Supreme Court Action: Qualified Immunity When Deadly Force is Used By Officers During A Car Chase

The Supreme Court issued one opinion today.  The case, Mullenix v. Luna (14-1143), decided whether a Texas state trooper (Mullenix) was entitled to qualified immunity when he fired shots at a suspect’s car during a high speed chase, killing the suspect.  The Court’s restatement of the facts show that Israel Leija, Jr. resisted an attempt to arrest him and fled in his car.  Another officer, Sergeant Randy Baker, pursued Leija in a chase reaching speeds between 85 and 110 miles per hour.  Other officers joined the pursuit.  Leija called local police dispatchers twice and informed them that he was armed and would shoot officers if the chase was not called off.  This information was relayed to the pursuing officers along with information that Leija may be intoxicated.

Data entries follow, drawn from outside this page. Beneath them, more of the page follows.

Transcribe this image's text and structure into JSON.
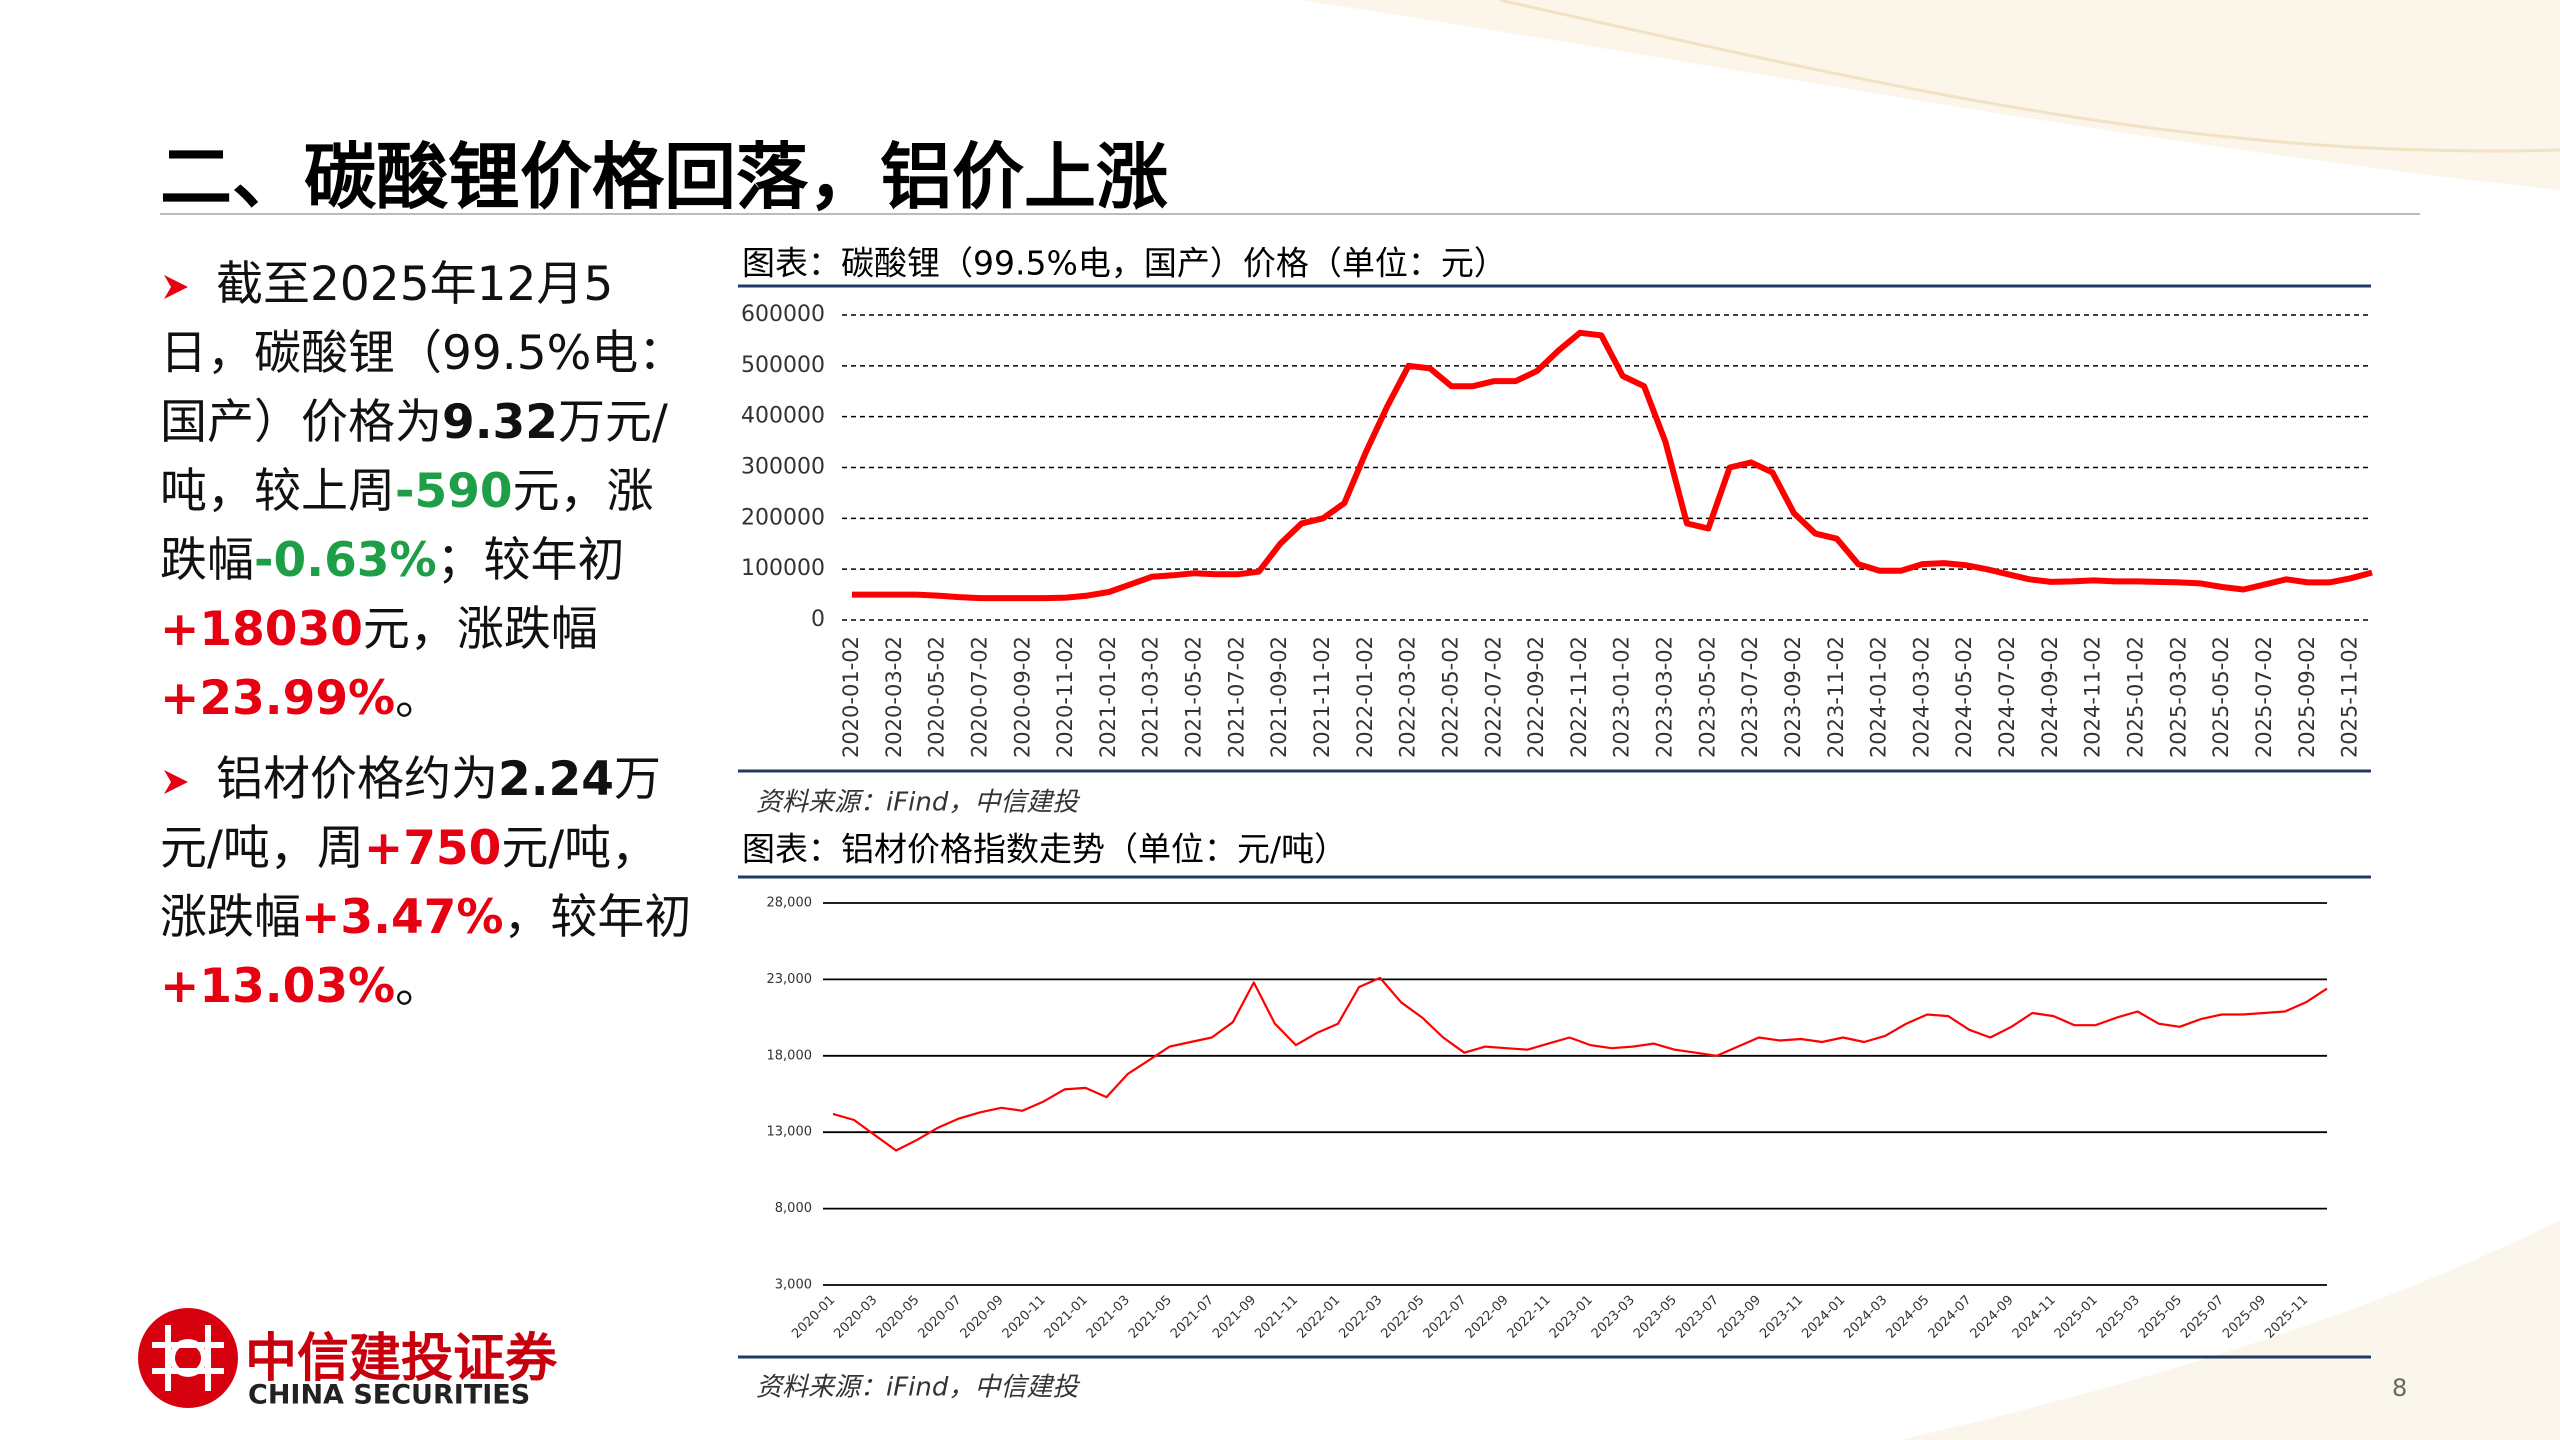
{
  "header": {
    "title": "二、碳酸锂价格回落，铝价上涨"
  },
  "bullets": [
    {
      "runs": [
        {
          "text": "截至2025年12月5日，碳酸锂（99.5%电：国产）价格为"
        },
        {
          "text": "9.32",
          "bold": true
        },
        {
          "text": "万元/吨，较上周"
        },
        {
          "text": "-590",
          "bold": true,
          "color": "#1e9e46"
        },
        {
          "text": "元，涨跌幅"
        },
        {
          "text": "-0.63%",
          "bold": true,
          "color": "#1e9e46"
        },
        {
          "text": "；较年初"
        },
        {
          "text": "+18030",
          "bold": true,
          "color": "#e60012"
        },
        {
          "text": "元，涨跌幅"
        },
        {
          "text": "+23.99%",
          "bold": true,
          "color": "#e60012"
        },
        {
          "text": "。"
        }
      ]
    },
    {
      "runs": [
        {
          "text": "铝材价格约为"
        },
        {
          "text": "2.24",
          "bold": true
        },
        {
          "text": "万元/吨，周"
        },
        {
          "text": "+750",
          "bold": true,
          "color": "#e60012"
        },
        {
          "text": "元/吨，涨跌幅"
        },
        {
          "text": "+3.47%",
          "bold": true,
          "color": "#e60012"
        },
        {
          "text": "，较年初"
        },
        {
          "text": "+13.03%",
          "bold": true,
          "color": "#e60012"
        },
        {
          "text": "。"
        }
      ]
    }
  ],
  "chart_data": [
    {
      "type": "line",
      "title": "图表：碳酸锂（99.5%电，国产）价格（单位：元）",
      "source": "资料来源：iFind，中信建投",
      "color": "#ff0000",
      "grid": true,
      "grid_style": "dashed",
      "x_label_rotation": -90,
      "categories": [
        "2020-01-02",
        null,
        "2020-03-02",
        null,
        "2020-05-02",
        null,
        "2020-07-02",
        null,
        "2020-09-02",
        null,
        "2020-11-02",
        null,
        "2021-01-02",
        null,
        "2021-03-02",
        null,
        "2021-05-02",
        null,
        "2021-07-02",
        null,
        "2021-09-02",
        null,
        "2021-11-02",
        null,
        "2022-01-02",
        null,
        "2022-03-02",
        null,
        "2022-05-02",
        null,
        "2022-07-02",
        null,
        "2022-09-02",
        null,
        "2022-11-02",
        null,
        "2023-01-02",
        null,
        "2023-03-02",
        null,
        "2023-05-02",
        null,
        "2023-07-02",
        null,
        "2023-09-02",
        null,
        "2023-11-02",
        null,
        "2024-01-02",
        null,
        "2024-03-02",
        null,
        "2024-05-02",
        null,
        "2024-07-02",
        null,
        "2024-09-02",
        null,
        "2024-11-02",
        null,
        "2025-01-02",
        null,
        "2025-03-02",
        null,
        "2025-05-02",
        null,
        "2025-07-02",
        null,
        "2025-09-02",
        null,
        "2025-11-02",
        null
      ],
      "values": [
        50000,
        50000,
        50000,
        50000,
        48000,
        45000,
        43000,
        43000,
        43000,
        43000,
        44000,
        48000,
        55000,
        70000,
        85000,
        88000,
        92000,
        90000,
        90000,
        95000,
        150000,
        190000,
        200000,
        230000,
        330000,
        420000,
        500000,
        495000,
        460000,
        460000,
        470000,
        470000,
        490000,
        530000,
        565000,
        560000,
        480000,
        460000,
        350000,
        190000,
        180000,
        300000,
        310000,
        290000,
        210000,
        170000,
        160000,
        110000,
        97000,
        97000,
        110000,
        112000,
        108000,
        100000,
        90000,
        80000,
        75000,
        76000,
        78000,
        76000,
        76000,
        75000,
        74000,
        72000,
        65000,
        60000,
        70000,
        80000,
        74000,
        74000,
        82000,
        93200
      ],
      "ylim": [
        0,
        600000
      ],
      "yticks": [
        0,
        100000,
        200000,
        300000,
        400000,
        500000,
        600000
      ]
    },
    {
      "type": "line",
      "title": "图表：铝材价格指数走势（单位：元/吨）",
      "source": "资料来源：iFind，中信建投",
      "color": "#ff0000",
      "grid": true,
      "grid_style": "solid",
      "x_label_rotation": -45,
      "categories": [
        "2020-01",
        null,
        "2020-03",
        null,
        "2020-05",
        null,
        "2020-07",
        null,
        "2020-09",
        null,
        "2020-11",
        null,
        "2021-01",
        null,
        "2021-03",
        null,
        "2021-05",
        null,
        "2021-07",
        null,
        "2021-09",
        null,
        "2021-11",
        null,
        "2022-01",
        null,
        "2022-03",
        null,
        "2022-05",
        null,
        "2022-07",
        null,
        "2022-09",
        null,
        "2022-11",
        null,
        "2023-01",
        null,
        "2023-03",
        null,
        "2023-05",
        null,
        "2023-07",
        null,
        "2023-09",
        null,
        "2023-11",
        null,
        "2024-01",
        null,
        "2024-03",
        null,
        "2024-05",
        null,
        "2024-07",
        null,
        "2024-09",
        null,
        "2024-11",
        null,
        "2025-01",
        null,
        "2025-03",
        null,
        "2025-05",
        null,
        "2025-07",
        null,
        "2025-09",
        null,
        "2025-11",
        null
      ],
      "values": [
        14200,
        13800,
        12800,
        11800,
        12500,
        13300,
        13900,
        14300,
        14600,
        14400,
        15000,
        15800,
        15900,
        15300,
        16800,
        17700,
        18600,
        18900,
        19200,
        20200,
        22800,
        20100,
        18700,
        19500,
        20100,
        22500,
        23100,
        21500,
        20500,
        19200,
        18200,
        18600,
        18500,
        18400,
        18800,
        19200,
        18700,
        18500,
        18600,
        18800,
        18400,
        18200,
        18000,
        18600,
        19200,
        19000,
        19100,
        18900,
        19200,
        18900,
        19300,
        20100,
        20700,
        20600,
        19700,
        19200,
        19900,
        20800,
        20600,
        20000,
        20000,
        20500,
        20900,
        20100,
        19900,
        20400,
        20700,
        20700,
        20800,
        20900,
        21500,
        22400
      ],
      "ylim": [
        3000,
        28000
      ],
      "yticks": [
        {
          "value": 3000,
          "label": "3,000"
        },
        {
          "value": 8000,
          "label": "8,000"
        },
        {
          "value": 13000,
          "label": "13,000"
        },
        {
          "value": 18000,
          "label": "18,000"
        },
        {
          "value": 23000,
          "label": "23,000"
        },
        {
          "value": 28000,
          "label": "28,000"
        }
      ]
    }
  ],
  "logo": {
    "name": "中信建投证券",
    "name_en": "CHINA SECURITIES"
  },
  "page_number": "8"
}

Some officers set up road spikes at a location Leija was expected to pass.  Mullenix intended to set up spikes as well but decided he might disable the car by shooting at it.  He radioed his decision to his supervisor, Sergeant Byrd, who said to stand by and see if the spikes worked first.  Mullenix was joined by  Officer Shipman and they discussed Mullenix’ plan to shoot at the car.  Leija approached and Mullenix fired six shots.  Leija’s car hit the spikes and rolled over two and a half times.  Four of six shots Mullenix fired hit Leija in the upper body and killed him.  There was no evidence that any of the bullets hit any portion of the car that could have disabled it.

Leija’s family sued Mullenix on civil rights violations, specifically that Leija’s Fourth Amendment rights had been violated.  Mullenix filed a motion for summary judgment based on qualified immunity.  The district court denied the motion and the Fifth Circuit Court of Appeals affirmed the denial.  The Fifth Circuit withdrew its first opinion but substantially upheld the denial in a second opinion.

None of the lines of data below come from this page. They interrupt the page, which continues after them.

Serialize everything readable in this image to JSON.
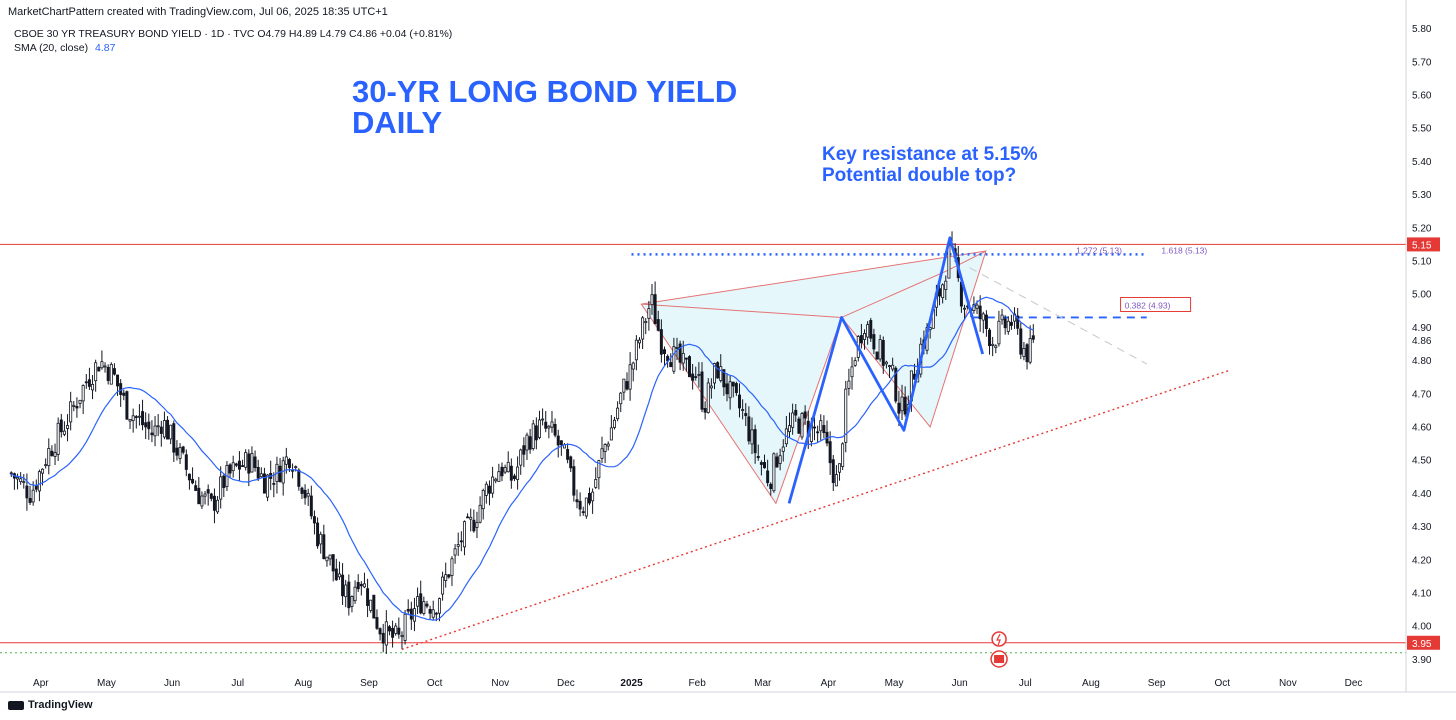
{
  "header": {
    "credit": "MarketChartPattern created with TradingView.com, Jul 06, 2025 18:35 UTC+1",
    "symbol": "CBOE 30 YR TREASURY BOND YIELD · 1D · TVC  O4.79  H4.89  L4.79  C4.86  +0.04 (+0.81%)",
    "sma_label": "SMA (20, close)",
    "sma_value": "4.87"
  },
  "title": {
    "line1": "30-YR LONG BOND YIELD",
    "line2": "DAILY"
  },
  "annotation": {
    "line1": "Key resistance at 5.15%",
    "line2": "Potential double top?"
  },
  "footer": {
    "brand": "TradingView"
  },
  "colors": {
    "accent": "#2962ff",
    "resistance": "#e53935",
    "pattern_fill": "#e6f7fb",
    "candle": "#131722"
  },
  "chart_data": {
    "type": "candlestick",
    "y_axis": {
      "ticks": [
        "5.80",
        "5.70",
        "5.60",
        "5.50",
        "5.40",
        "5.30",
        "5.20",
        "5.10",
        "5.00",
        "4.90",
        "4.80",
        "4.70",
        "4.60",
        "4.50",
        "4.40",
        "4.30",
        "4.20",
        "4.10",
        "4.00",
        "3.90"
      ],
      "extra_label": "4.86",
      "range": [
        3.88,
        5.82
      ]
    },
    "x_axis": {
      "labels": [
        {
          "t": "Apr",
          "m": 0
        },
        {
          "t": "May",
          "m": 1
        },
        {
          "t": "Jun",
          "m": 2
        },
        {
          "t": "Jul",
          "m": 3
        },
        {
          "t": "Aug",
          "m": 4
        },
        {
          "t": "Sep",
          "m": 5
        },
        {
          "t": "Oct",
          "m": 6
        },
        {
          "t": "Nov",
          "m": 7
        },
        {
          "t": "Dec",
          "m": 8
        },
        {
          "t": "2025",
          "m": 9
        },
        {
          "t": "Feb",
          "m": 10
        },
        {
          "t": "Mar",
          "m": 11
        },
        {
          "t": "Apr",
          "m": 12
        },
        {
          "t": "May",
          "m": 13
        },
        {
          "t": "Jun",
          "m": 14
        },
        {
          "t": "Jul",
          "m": 15
        },
        {
          "t": "Aug",
          "m": 16
        },
        {
          "t": "Sep",
          "m": 17
        },
        {
          "t": "Oct",
          "m": 18
        },
        {
          "t": "Nov",
          "m": 19
        },
        {
          "t": "Dec",
          "m": 20
        }
      ],
      "range_months": [
        -0.5,
        20.8
      ]
    },
    "price_path": [
      [
        -0.45,
        4.46
      ],
      [
        -0.15,
        4.4
      ],
      [
        0.1,
        4.52
      ],
      [
        0.4,
        4.62
      ],
      [
        0.7,
        4.74
      ],
      [
        0.9,
        4.8
      ],
      [
        1.1,
        4.76
      ],
      [
        1.3,
        4.66
      ],
      [
        1.5,
        4.62
      ],
      [
        1.7,
        4.58
      ],
      [
        1.85,
        4.62
      ],
      [
        2.0,
        4.56
      ],
      [
        2.2,
        4.48
      ],
      [
        2.4,
        4.4
      ],
      [
        2.6,
        4.36
      ],
      [
        2.8,
        4.44
      ],
      [
        3.0,
        4.48
      ],
      [
        3.2,
        4.5
      ],
      [
        3.4,
        4.44
      ],
      [
        3.6,
        4.46
      ],
      [
        3.8,
        4.52
      ],
      [
        4.0,
        4.42
      ],
      [
        4.2,
        4.28
      ],
      [
        4.4,
        4.2
      ],
      [
        4.55,
        4.12
      ],
      [
        4.7,
        4.08
      ],
      [
        4.85,
        4.16
      ],
      [
        5.0,
        4.08
      ],
      [
        5.15,
        4.0
      ],
      [
        5.3,
        3.97
      ],
      [
        5.45,
        3.96
      ],
      [
        5.6,
        4.02
      ],
      [
        5.8,
        4.08
      ],
      [
        6.0,
        4.06
      ],
      [
        6.2,
        4.16
      ],
      [
        6.4,
        4.26
      ],
      [
        6.6,
        4.32
      ],
      [
        6.8,
        4.42
      ],
      [
        7.0,
        4.48
      ],
      [
        7.2,
        4.44
      ],
      [
        7.4,
        4.56
      ],
      [
        7.6,
        4.6
      ],
      [
        7.8,
        4.58
      ],
      [
        8.0,
        4.5
      ],
      [
        8.1,
        4.42
      ],
      [
        8.25,
        4.36
      ],
      [
        8.4,
        4.4
      ],
      [
        8.55,
        4.52
      ],
      [
        8.7,
        4.6
      ],
      [
        8.85,
        4.7
      ],
      [
        9.0,
        4.78
      ],
      [
        9.2,
        4.92
      ],
      [
        9.3,
        4.98
      ],
      [
        9.45,
        4.86
      ],
      [
        9.6,
        4.82
      ],
      [
        9.8,
        4.78
      ],
      [
        10.0,
        4.76
      ],
      [
        10.1,
        4.66
      ],
      [
        10.3,
        4.78
      ],
      [
        10.5,
        4.7
      ],
      [
        10.7,
        4.64
      ],
      [
        10.9,
        4.52
      ],
      [
        11.1,
        4.44
      ],
      [
        11.3,
        4.56
      ],
      [
        11.5,
        4.62
      ],
      [
        11.7,
        4.6
      ],
      [
        11.9,
        4.58
      ],
      [
        12.05,
        4.48
      ],
      [
        12.15,
        4.42
      ],
      [
        12.25,
        4.66
      ],
      [
        12.4,
        4.82
      ],
      [
        12.55,
        4.92
      ],
      [
        12.7,
        4.86
      ],
      [
        12.9,
        4.78
      ],
      [
        13.0,
        4.74
      ],
      [
        13.1,
        4.64
      ],
      [
        13.25,
        4.72
      ],
      [
        13.4,
        4.84
      ],
      [
        13.55,
        4.9
      ],
      [
        13.65,
        4.98
      ],
      [
        13.75,
        5.04
      ],
      [
        13.85,
        5.14
      ],
      [
        13.95,
        5.06
      ],
      [
        14.05,
        4.98
      ],
      [
        14.2,
        4.96
      ],
      [
        14.35,
        4.92
      ],
      [
        14.5,
        4.86
      ],
      [
        14.65,
        4.9
      ],
      [
        14.8,
        4.92
      ],
      [
        14.95,
        4.84
      ],
      [
        15.05,
        4.82
      ],
      [
        15.15,
        4.86
      ]
    ],
    "sma_period": 20,
    "sma_last": 4.87,
    "price_labels": [
      {
        "text": "5.15",
        "value": 5.15,
        "color": "#e53935"
      },
      {
        "text": "3.95",
        "value": 3.95,
        "color": "#e53935"
      }
    ],
    "lines": [
      {
        "kind": "horizontal",
        "value": 5.15,
        "color": "#e53935",
        "style": "solid"
      },
      {
        "kind": "horizontal",
        "value": 3.95,
        "color": "#e53935",
        "style": "solid"
      },
      {
        "kind": "horizontal",
        "value": 3.92,
        "color": "#4caf50",
        "style": "dotted"
      },
      {
        "kind": "segment",
        "from": [
          5.5,
          3.93
        ],
        "to": [
          18.1,
          4.77
        ],
        "color": "#e53935",
        "style": "dotted",
        "width": 1.4
      },
      {
        "kind": "segment",
        "from": [
          9.0,
          5.12
        ],
        "to": [
          16.85,
          5.12
        ],
        "color": "#2962ff",
        "style": "dotted",
        "width": 2.4
      },
      {
        "kind": "segment",
        "from": [
          14.2,
          4.93
        ],
        "to": [
          16.85,
          4.93
        ],
        "color": "#2962ff",
        "style": "dashed",
        "width": 1.8
      },
      {
        "kind": "segment",
        "from": [
          14.15,
          5.08
        ],
        "to": [
          16.85,
          4.79
        ],
        "color": "#c4c7ce",
        "style": "dashed",
        "width": 1
      }
    ],
    "fib_labels": [
      {
        "text": "1.272 (5.13)",
        "x": 16.2,
        "value": 5.125
      },
      {
        "text": "1.618 (5.13)",
        "x": 17.5,
        "value": 5.125
      },
      {
        "text": "0.382 (4.93)",
        "x": 17.0,
        "value": 4.96
      }
    ],
    "pattern": {
      "fill": "#e6f7fb",
      "points": [
        [
          9.15,
          4.97
        ],
        [
          11.2,
          4.37
        ],
        [
          12.2,
          4.93
        ],
        [
          13.55,
          4.6
        ],
        [
          14.4,
          5.13
        ]
      ],
      "edges": [
        [
          [
            9.15,
            4.97
          ],
          [
            12.2,
            4.93
          ]
        ],
        [
          [
            12.2,
            4.93
          ],
          [
            13.8,
            5.07
          ]
        ],
        [
          [
            13.8,
            5.07
          ],
          [
            14.4,
            5.13
          ]
        ]
      ]
    },
    "swing_lines": [
      {
        "points": [
          [
            11.4,
            4.37
          ],
          [
            12.2,
            4.93
          ],
          [
            13.15,
            4.59
          ],
          [
            13.85,
            5.17
          ],
          [
            14.35,
            4.82
          ]
        ],
        "color": "#2962ff",
        "width": 2.8
      }
    ]
  }
}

The Supreme Court reversed.  It stated the standard for applying qualified immunity is whether the conduct “does not violate clearly established statutory or constitutional rights of which a reasonable person would have known.”  The Court explained that lower courts should not apply the standard in a general sense and that the application is fact dependent.  The Court noted there were only two prior cases where it ruled on excessive/deadly force involving car chases.  In those two:

The Court has thus never found the use of deadly force in connection with a dangerous car chase to violate the Fourth Amendment, let alone to be a basis for denying qualified immunity.

Further, lower court cases decided subsequently have not established that the use of force in situations similar to the present case is inappropriate.  The mere fact that other courts have found the level of force appropriate in more extreme cases does not render the use inappropriate here.

The Court issued the case as a per curiam opinion.  Justice Scalia concurred in the judgment.  Justice Sotomayor dissented.